M: I measured, it’s 35 and then 3 little lines after a big long line.
I’m exceptionally good at proofreading after I hit send.
My 7 year old was tapping away on my Mac tonight and told me he was writing a book. I think you’ll agree it’s one hell of an opening.
Me singing a couple lines of a song: Alexa find this for me
Alexa: playing video
“Top 10 Creepiest Animal Sounds”
Wife: hey take me out tonight.
Me: can it wait till tomorrow?
Wife: why?
Me: because tonight’s not garbage night, tomorrow is
My ex wife’s husband is a pretty cool guy. I’m looking forward to the day she ruins his life so we can talk about what a bitch she is.
Google search history:
•Gloves keep growing on tree?
•How do I get hand in tight gloves?
•Can gloves piss/bite?
•What is a squirrel?
My teen is officially at the part of math where I need to sit down with him and say, “Son, we are a family of idiots.”
[at interview]
INTERVIEWER: Who inspires you?
ME: Peter Piper.
INTERVIEWER: What does he do?
ME: It’s difficult to say.
“Be there in 5,” I text, though I am 30 minutes away, completely nude, and engaged in a fist fight with a neighbor.
Overheard my kids talking about how weird their teacher is.
I’m their teacher.
Me: So then, He-Man & Skeletor come to terms with their feelings and make out.
Priest: Again, writing fan fiction isn’t necessarily a sin
Me to my sister who just gave birth & is recovering from a c-section: “ok so it didn’t really begin to spin out of control until AP published a story saying he did NOT have sex with a couch”
Oh to be a house cat and simply slap the shit out of anything in front of me that I do not understand
ME: let me try a yo-yo trick
DOCTOR: *cutting my child’s umbilical cord* no
I feel like people just come to the airport to cough
have a nail gun and some boards laying around? show him you love him by adding some attractive wood paneling to his car
When my daughter is alarmed she says what the fridge! And I’m cool with it.
Coworker met a guy on an app, went on vacation with him, got married ob the vacation and quit today, I will be speaking on her episode of either Dateline or Snapped.
As a parent when you hear a bang
you wait
There’s an eerie silence that
your kid is either fine
or filling their lungs with a wail the volume of an air raid siren
pet owners be like “this is my pet john but their nicknames are booboo and thicky boy ”

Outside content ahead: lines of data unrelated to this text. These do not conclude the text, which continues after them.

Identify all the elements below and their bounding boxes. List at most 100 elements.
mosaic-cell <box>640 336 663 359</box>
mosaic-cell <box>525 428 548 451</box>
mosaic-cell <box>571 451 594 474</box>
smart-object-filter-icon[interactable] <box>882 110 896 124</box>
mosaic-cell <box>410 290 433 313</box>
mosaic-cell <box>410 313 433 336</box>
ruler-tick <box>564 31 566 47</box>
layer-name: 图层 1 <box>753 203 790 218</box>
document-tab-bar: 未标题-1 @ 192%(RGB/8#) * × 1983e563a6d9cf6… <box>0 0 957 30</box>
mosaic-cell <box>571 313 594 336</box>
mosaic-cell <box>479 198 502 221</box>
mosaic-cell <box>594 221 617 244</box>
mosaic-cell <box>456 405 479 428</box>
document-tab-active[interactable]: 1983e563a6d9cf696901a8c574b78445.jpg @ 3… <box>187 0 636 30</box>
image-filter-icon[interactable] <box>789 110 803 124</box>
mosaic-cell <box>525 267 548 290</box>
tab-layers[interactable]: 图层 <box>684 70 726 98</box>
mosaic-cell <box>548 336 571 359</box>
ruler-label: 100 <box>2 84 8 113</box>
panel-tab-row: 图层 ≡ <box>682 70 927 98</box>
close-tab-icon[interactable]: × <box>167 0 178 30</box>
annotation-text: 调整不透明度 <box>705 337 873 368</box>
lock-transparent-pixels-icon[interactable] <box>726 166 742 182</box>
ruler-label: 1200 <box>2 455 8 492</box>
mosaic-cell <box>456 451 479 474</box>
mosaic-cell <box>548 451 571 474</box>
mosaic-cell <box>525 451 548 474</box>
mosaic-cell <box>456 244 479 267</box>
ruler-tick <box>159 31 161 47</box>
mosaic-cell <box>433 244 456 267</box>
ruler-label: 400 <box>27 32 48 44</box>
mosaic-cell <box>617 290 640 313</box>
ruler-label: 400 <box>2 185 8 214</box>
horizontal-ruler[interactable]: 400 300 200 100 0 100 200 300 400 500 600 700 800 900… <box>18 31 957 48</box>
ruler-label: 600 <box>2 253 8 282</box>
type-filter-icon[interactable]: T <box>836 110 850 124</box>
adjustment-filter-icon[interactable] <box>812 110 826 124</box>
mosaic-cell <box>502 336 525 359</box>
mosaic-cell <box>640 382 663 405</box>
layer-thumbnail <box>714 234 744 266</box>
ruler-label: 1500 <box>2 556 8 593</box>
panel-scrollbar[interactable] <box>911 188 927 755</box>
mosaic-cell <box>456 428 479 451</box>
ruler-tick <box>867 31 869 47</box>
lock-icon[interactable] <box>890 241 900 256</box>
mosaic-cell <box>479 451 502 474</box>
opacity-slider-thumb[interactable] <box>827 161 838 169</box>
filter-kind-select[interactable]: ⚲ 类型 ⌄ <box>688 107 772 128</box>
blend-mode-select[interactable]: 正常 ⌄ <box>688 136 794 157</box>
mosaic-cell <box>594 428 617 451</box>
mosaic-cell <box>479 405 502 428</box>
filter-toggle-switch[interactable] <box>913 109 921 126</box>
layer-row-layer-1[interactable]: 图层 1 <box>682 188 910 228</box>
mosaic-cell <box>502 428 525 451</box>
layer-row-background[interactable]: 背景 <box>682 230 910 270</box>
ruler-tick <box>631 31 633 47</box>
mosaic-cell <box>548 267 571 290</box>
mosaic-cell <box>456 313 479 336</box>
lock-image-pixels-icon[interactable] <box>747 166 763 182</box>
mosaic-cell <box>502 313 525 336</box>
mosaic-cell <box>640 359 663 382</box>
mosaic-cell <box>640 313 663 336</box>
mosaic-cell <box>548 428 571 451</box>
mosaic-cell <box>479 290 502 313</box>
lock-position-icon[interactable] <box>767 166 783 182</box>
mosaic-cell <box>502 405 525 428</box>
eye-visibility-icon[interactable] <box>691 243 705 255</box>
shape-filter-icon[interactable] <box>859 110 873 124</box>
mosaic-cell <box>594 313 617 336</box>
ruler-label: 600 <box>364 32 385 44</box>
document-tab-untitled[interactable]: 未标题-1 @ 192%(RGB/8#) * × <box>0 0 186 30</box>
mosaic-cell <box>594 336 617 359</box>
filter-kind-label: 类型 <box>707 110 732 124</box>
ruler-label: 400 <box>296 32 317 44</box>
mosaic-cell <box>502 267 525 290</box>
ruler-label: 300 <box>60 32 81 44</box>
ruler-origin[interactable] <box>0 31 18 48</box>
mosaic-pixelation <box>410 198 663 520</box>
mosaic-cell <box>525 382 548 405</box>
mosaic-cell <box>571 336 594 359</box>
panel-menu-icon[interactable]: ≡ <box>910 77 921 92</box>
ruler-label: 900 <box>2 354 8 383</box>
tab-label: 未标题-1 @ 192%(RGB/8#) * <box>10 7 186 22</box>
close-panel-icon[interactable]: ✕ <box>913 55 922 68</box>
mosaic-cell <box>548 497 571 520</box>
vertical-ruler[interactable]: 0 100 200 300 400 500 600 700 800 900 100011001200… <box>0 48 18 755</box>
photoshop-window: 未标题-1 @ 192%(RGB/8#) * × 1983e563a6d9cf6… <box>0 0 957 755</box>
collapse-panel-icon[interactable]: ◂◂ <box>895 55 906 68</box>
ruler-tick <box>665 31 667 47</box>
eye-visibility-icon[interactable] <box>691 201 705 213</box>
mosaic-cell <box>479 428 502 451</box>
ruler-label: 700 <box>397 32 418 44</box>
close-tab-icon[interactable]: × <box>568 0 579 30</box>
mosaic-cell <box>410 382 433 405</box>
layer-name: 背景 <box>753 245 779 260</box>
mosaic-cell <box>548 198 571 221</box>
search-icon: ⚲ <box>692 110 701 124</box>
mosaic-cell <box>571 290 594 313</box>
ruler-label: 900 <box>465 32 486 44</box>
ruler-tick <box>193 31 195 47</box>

5: You guys picked me and 3 as your kids because we’re so good. You could have picked the bad kids that other parents chose.
Me to H: [whispers] Should we tell her that if we could have picked we would have chosen better kids than her and 3?
Seeing a lot of people questioning how a bridge that big can collapse that quickly, so as someone with an engineering degree, I’ll try to break it down from a technical perspective:
Bridges aren’t designed to withstand a giant ship crashing into them. Hope that helps!
Necrophiliacs love going out on expiration dates.
Little did she know she had fallen into my trap when I pissed her off so much that she threw her Snickers bar at me.
ME: I think we’re being followed
DATE: Really?
M: [checks rear-view mirror] Yep
D: Wait you carry that around with you?
M: Just keep walking
Goth karate is easy because you already start off with a black belt.
I assume you left your plate on the counter right after I left the kitchen spotless because you were in a hurry TO FIND A NEW PLACE TO LIVE
Self-knowledge is a purple vegetable. Beetroot yourself.